Another critical action is to ensure the organization develops and maintains an up-to-date view of all data and information assets and where this resides – typically by implementing appropriate monitoring and management applications or utilities, which can be a sensor or hardware-based or software.

Systems and processes must be put in place to ensure that an organization can easily control who is able to access information and whether it has been or could be put at risk.

Currently, as our own 2021 Global Security Survey has highlighted, many IT security professionals, and by extension, their organizations, are placing too much trust in employees when it comes to handling data safely.

Many enterprises benefit from technology that delivers oversight of the full environment, including an ability to configure and manage all endpoints. Meanwhile, ensuring a 360-degree view of all data can facilitate a fast and accurate response to any incident – or regulators’ questions.

Encrypt all data as standard

Here it should be added that encryption shouldn’t stop at the offline storage device.

Yet while many businesses do encrypt data held on mobile or removable storage devices, our 2020 research suggested that fewer companies may have looked at expanding their use of encryption beyond these to laptops, desktops, or even mobile phones.
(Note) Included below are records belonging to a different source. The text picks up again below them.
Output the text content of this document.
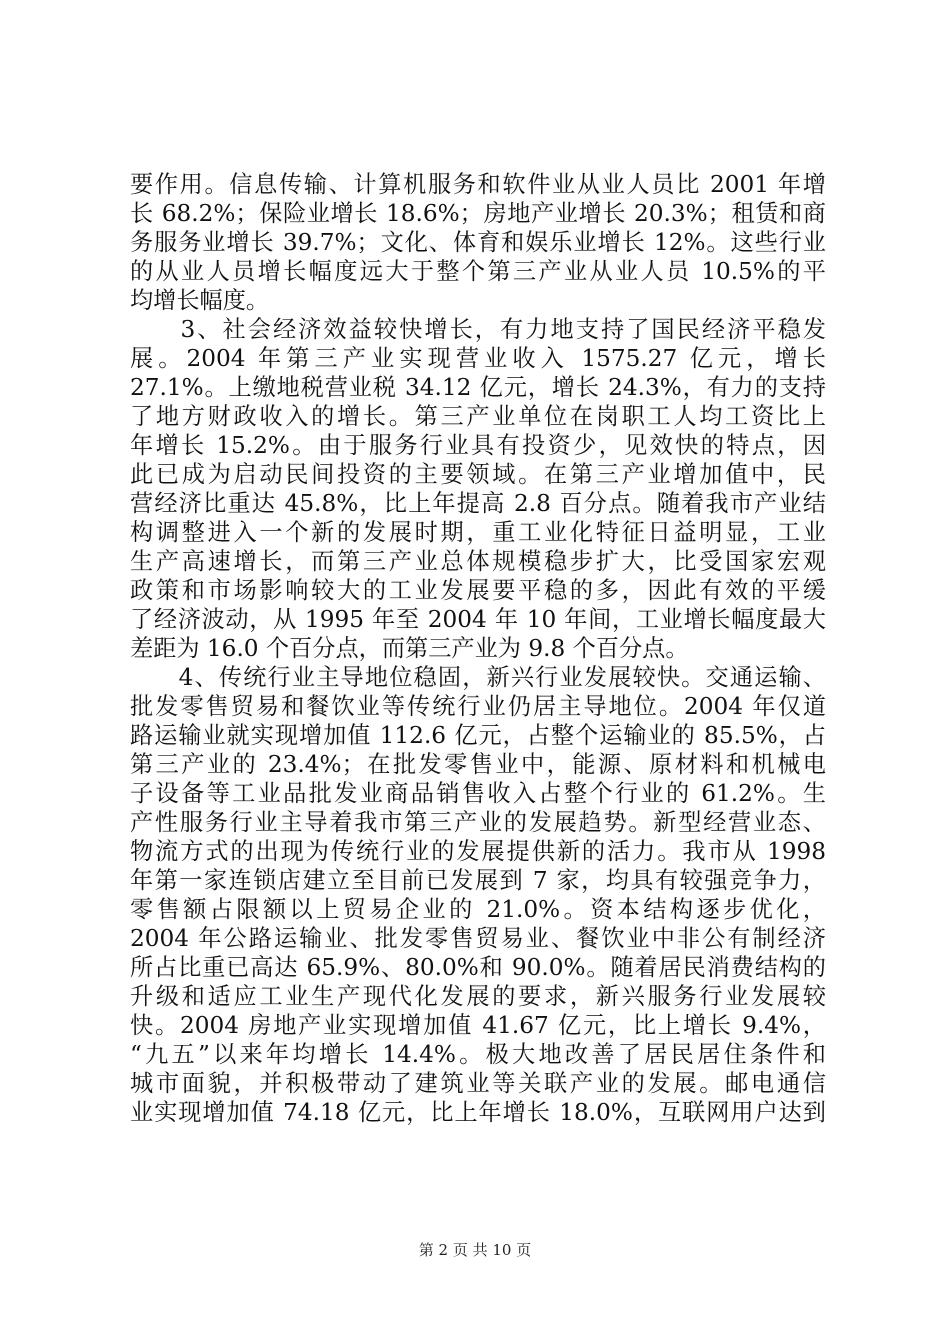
要作用。信息传输、计算机服务和软件业从业人员比 2001 年增
长 68.2%；保险业增长 18.6%；房地产业增长 20.3%；租赁和商
务服务业增长 39.7%；文化、体育和娱乐业增长 12%。这些行业
的从业人员增长幅度远大于整个第三产业从业人员 10.5%的平
均增长幅度。
　　3、社会经济效益较快增长，有力地支持了国民经济平稳发
展。2004 年第三产业实现营业收入 1575.27 亿元，增长
27.1%。上缴地税营业税 34.12 亿元，增长 24.3%，有力的支持
了地方财政收入的增长。第三产业单位在岗职工人均工资比上
年增长 15.2%。由于服务行业具有投资少，见效快的特点，因
此已成为启动民间投资的主要领域。在第三产业增加值中，民
营经济比重达 45.8%，比上年提高 2.8 百分点。随着我市产业结
构调整进入一个新的发展时期，重工业化特征日益明显，工业
生产高速增长，而第三产业总体规模稳步扩大，比受国家宏观
政策和市场影响较大的工业发展要平稳的多，因此有效的平缓
了经济波动，从 1995 年至 2004 年 10 年间，工业增长幅度最大
差距为 16.0 个百分点，而第三产业为 9.8 个百分点。
　　4、传统行业主导地位稳固，新兴行业发展较快。交通运输、
批发零售贸易和餐饮业等传统行业仍居主导地位。2004 年仅道
路运输业就实现增加值 112.6 亿元，占整个运输业的 85.5%，占
第三产业的 23.4%；在批发零售业中，能源、原材料和机械电
子设备等工业品批发业商品销售收入占整个行业的 61.2%。生
产性服务行业主导着我市第三产业的发展趋势。新型经营业态、
物流方式的出现为传统行业的发展提供新的活力。我市从 1998
年第一家连锁店建立至目前已发展到 7 家，均具有较强竞争力，
零售额占限额以上贸易企业的 21.0%。资本结构逐步优化，
2004 年公路运输业、批发零售贸易业、餐饮业中非公有制经济
所占比重已高达 65.9%、80.0%和 90.0%。随着居民消费结构的
升级和适应工业生产现代化发展的要求，新兴服务行业发展较
快。2004 房地产业实现增加值 41.67 亿元，比上增长 9.4%，
“九五”以来年均增长 14.4%。极大地改善了居民居住条件和
城市面貌，并积极带动了建筑业等关联产业的发展。邮电通信
业实现增加值 74.18 亿元，比上年增长 18.0%，互联网用户达到
第 2 页 共 10 页
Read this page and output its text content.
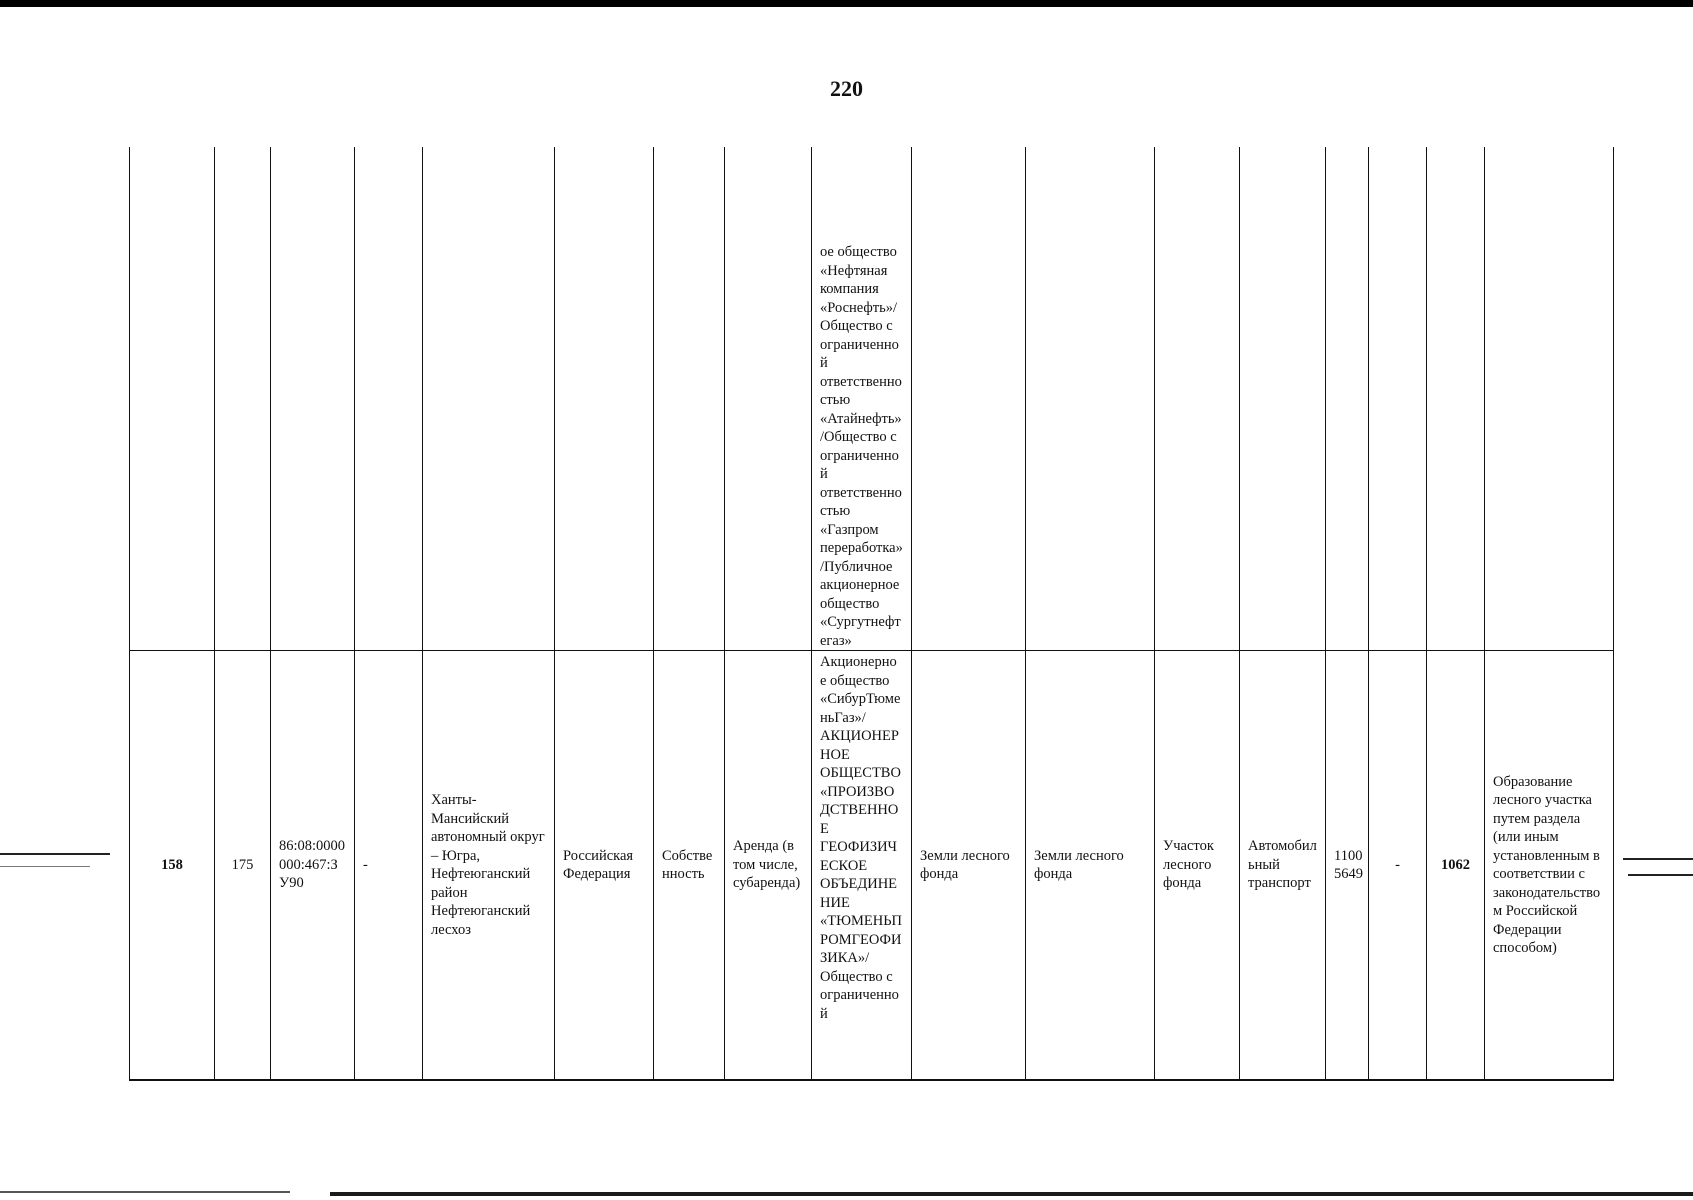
220
								ое общество «Нефтяная компания «Роснефть»/Общество с ограниченной ответственностью «Атайнефть»/Общество с ограниченной ответственностью «Газпром переработка»/Публичное акционерное общество «Сургутнефтегаз»								
158	175	86:08:0000000:467:ЗУ90	-	Ханты-Мансийский автономный округ – Югра, Нефтеюганский район Нефтеюганский лесхоз	Российская Федерация	Собственность	Аренда (в том числе, субаренда)	Акционерное общество «СибурТюменьГаз»/АКЦИОНЕРНОЕ ОБЩЕСТВО «ПРОИЗВОДСТВЕННОЕ ГЕОФИЗИЧЕСКОЕ ОБЪЕДИНЕНИЕ «ТЮМЕНЬПРОМГЕОФИЗИКА»/Общество с ограниченной	Земли лесного фонда	Земли лесного фонда	Участок лесного фонда	Автомобильный транспорт	11005649	-	1062	Образование лесного участка путем раздела (или иным установленным в соответствии с законодательством Российской Федерации способом)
The risk this poses should be a major concern for all corporates today, not just governments or highly-regulated sectors such as financial services that are handling sensitive personal information.

Every organization should look at developing a policy that includes mandated procedures for encrypting all business data, whether it’s at rest or on the move – from headquarters to home office and back again.

That way, if the worst nevertheless happens, information lost or revealed cannot be deciphered.

For encrypting data at rest, FIPS 140-2 Level 3 hardware encryption is currently the gold standard. It should go without saying that encryption policies must also be regularly evaluated as the cyber threat landscape continues to evolve.

Mandated encryption is a vital compliance tool too. Organizations must be able to demonstrate that they have properly secured their information. In the event of an actual data loss or breach where this is not the case, they have little defence against the heavy penalties that can be levied under the likes of the General Data Protection Regulation (GDPR).

Also Read: Cyber Secuity – Top Challenges C-Suite Should Gear Up For

The last 12 months have reminded us all that even the most successful businesses can fall prey to disruption – whether caused by a data breach or global crisis. Organizations were already shifting the focus of their cybersecurity strategies from ‘complete security’ to building resilience – the ability to prepare for, react to, and recover from a cyber-attack.

Organizations must therefore strengthen their ability to retrieve and restore data fast after ransomware or any other cyberattack incident, prioritizing the minimization of downtime, ensuring that no matter what happens, they can get back up and running quickly. In addition, they need to be able to establish and remediate causes of disruption – while continuing to demonstrate transparency, compliance, and due diligence.